RIO DE JANEIRO – A Petrobras afirmou que mantém a estratégia comercial para preços de combustíveis e negou estimativas divulgadas na imprensa sobre uma defasagem relevante em relação ao mercado internacional. A manifestação ocorreu em resposta a um ofício da CVM (Comissão de Valores Mobiliários), que questionou a companhia após notícias sobre interferência política na definição de preços.

O pedido de esclarecimento teve como base, as declarações do presidente Luiz Inácio Lula da Silva sobre a necessidade de evitar repasses ao consumidor dos efeitos da alta internacional do petróleo, em meio às tensões no Oriente Médio.
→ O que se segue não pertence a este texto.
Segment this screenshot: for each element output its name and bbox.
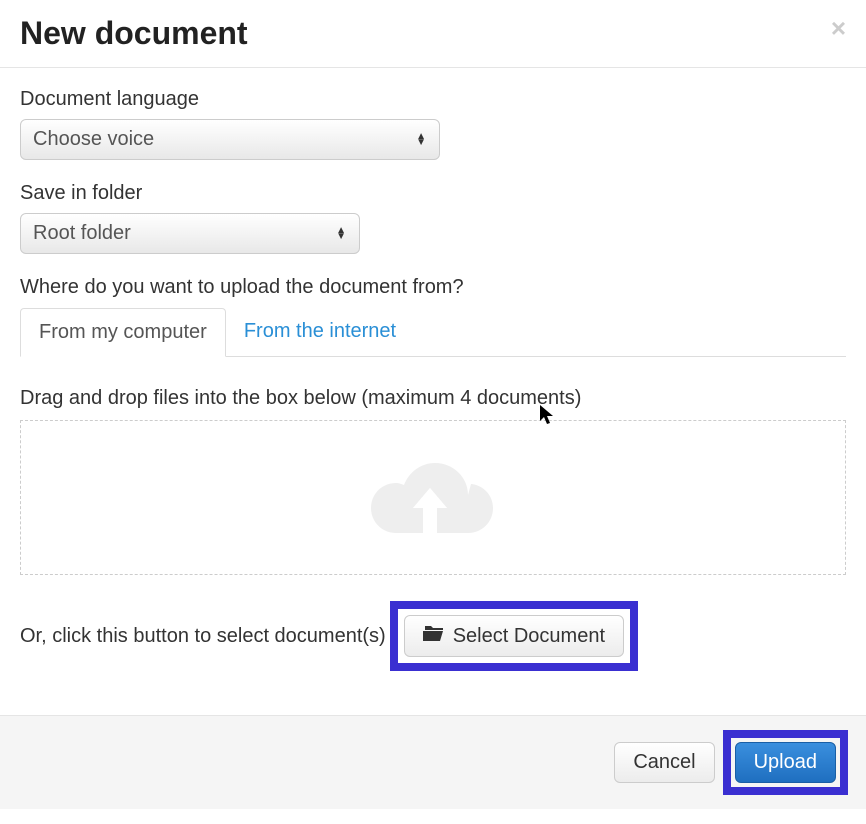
modal-title: New document <box>20 15 248 52</box>
folder-select[interactable]: Root folder <box>20 213 360 254</box>
modal-header: New document × <box>0 0 866 68</box>
modal-footer: Cancel Upload <box>0 715 866 809</box>
upload-button[interactable]: Upload <box>735 742 836 783</box>
folder-label: Save in folder <box>20 182 846 205</box>
select-document-button[interactable]: Select Document <box>404 615 624 657</box>
select-document-button-label: Select Document <box>453 625 605 648</box>
select-document-row: Or, click this button to select document… <box>20 601 846 671</box>
language-group: Document language Choose voice ▲▼ <box>20 88 846 160</box>
cancel-button[interactable]: Cancel <box>614 742 714 783</box>
modal-body: Document language Choose voice ▲▼ Save i… <box>0 68 866 691</box>
language-select-wrap: Choose voice ▲▼ <box>20 119 440 160</box>
upload-source-group: Where do you want to upload the document… <box>20 276 846 357</box>
folder-open-icon <box>423 624 445 648</box>
new-document-modal: New document × Document language Choose … <box>0 0 866 809</box>
folder-select-wrap: Root folder ▲▼ <box>20 213 360 254</box>
dropzone[interactable] <box>20 420 846 575</box>
tab-from-internet[interactable]: From the internet <box>226 308 414 357</box>
close-icon[interactable]: × <box>831 15 846 41</box>
upload-button-highlight: Upload <box>723 730 848 795</box>
select-document-highlight: Select Document <box>390 601 638 671</box>
language-label: Document language <box>20 88 846 111</box>
tab-from-computer[interactable]: From my computer <box>20 308 226 357</box>
upload-source-tabs: From my computer From the internet <box>20 307 846 357</box>
upload-source-label: Where do you want to upload the document… <box>20 276 846 299</box>
folder-group: Save in folder Root folder ▲▼ <box>20 182 846 254</box>
cloud-upload-icon <box>368 453 498 543</box>
dropzone-label: Drag and drop files into the box below (… <box>20 387 846 410</box>
select-document-prompt: Or, click this button to select document… <box>20 625 386 648</box>
language-select[interactable]: Choose voice <box>20 119 440 160</box>
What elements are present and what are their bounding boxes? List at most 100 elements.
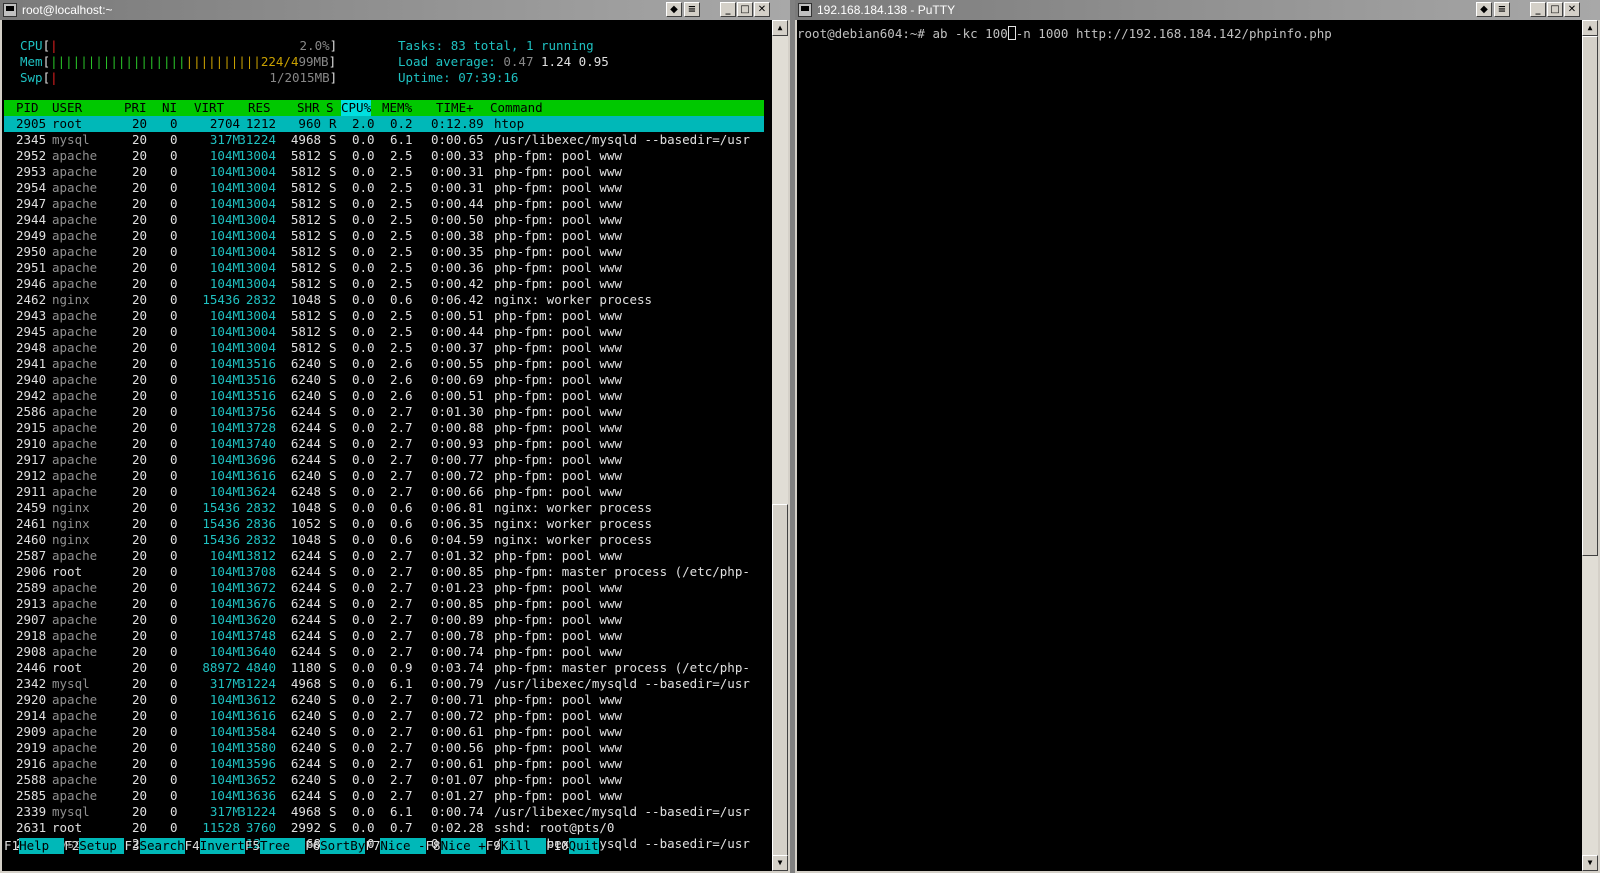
fkey-label-f8[interactable]: Nice +: [440, 838, 486, 854]
fkey-f9[interactable]: F9: [486, 838, 501, 854]
putty-title-bar[interactable]: 192.168.184.138 - PuTTY ◆ ≡ _ □ ✕: [795, 0, 1600, 20]
minimize-button[interactable]: _: [1530, 2, 1546, 17]
table-row[interactable]: 2912 apache 20 0 104M 13616 6240 S 0.0 2.7 0:00.72…: [4, 468, 764, 484]
fkey-label-f5[interactable]: Tree: [259, 838, 306, 854]
table-row[interactable]: 2461 nginx 20 0 15436 2836 1052 S 0.0 0.6 0:06.35 n…: [4, 516, 764, 532]
function-key-bar[interactable]: F1Help F2Setup F3SearchF4InvertF5Tree F6…: [4, 838, 764, 854]
col-pri[interactable]: PRI: [124, 100, 147, 116]
table-row[interactable]: 2916 apache 20 0 104M 13596 6244 S 0.0 2.7 0:00.61…: [4, 756, 764, 772]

A estatal também rebate cálculos de agentes de mercado indicando que diesel e gasolina estariam sendo vendidos com descontos expressivos frente à paridade internacional.

De acordo com dados da Abicom (Associação Brasileira de Importadores de Combustíveis), divulgados no início desta semana, a defasagem dos preços nas refinarias da Petrobras atingiu R$ 3,05 por litro para o óleo diesel e R$ 1,61 para a gasolina.

Em sua defesa, a Petrobras reitera que os reajustes de preços não são com base em periodicidade fixa e são realizados a partir de análises técnicas, levando em conta condições de refino, logística e o objetivo de reduzir a volatilidade no mercado interno. A empresa afirma ainda que sua política atual, anunciada em 2023, “busca evitar o repasse automático de oscilações externas”.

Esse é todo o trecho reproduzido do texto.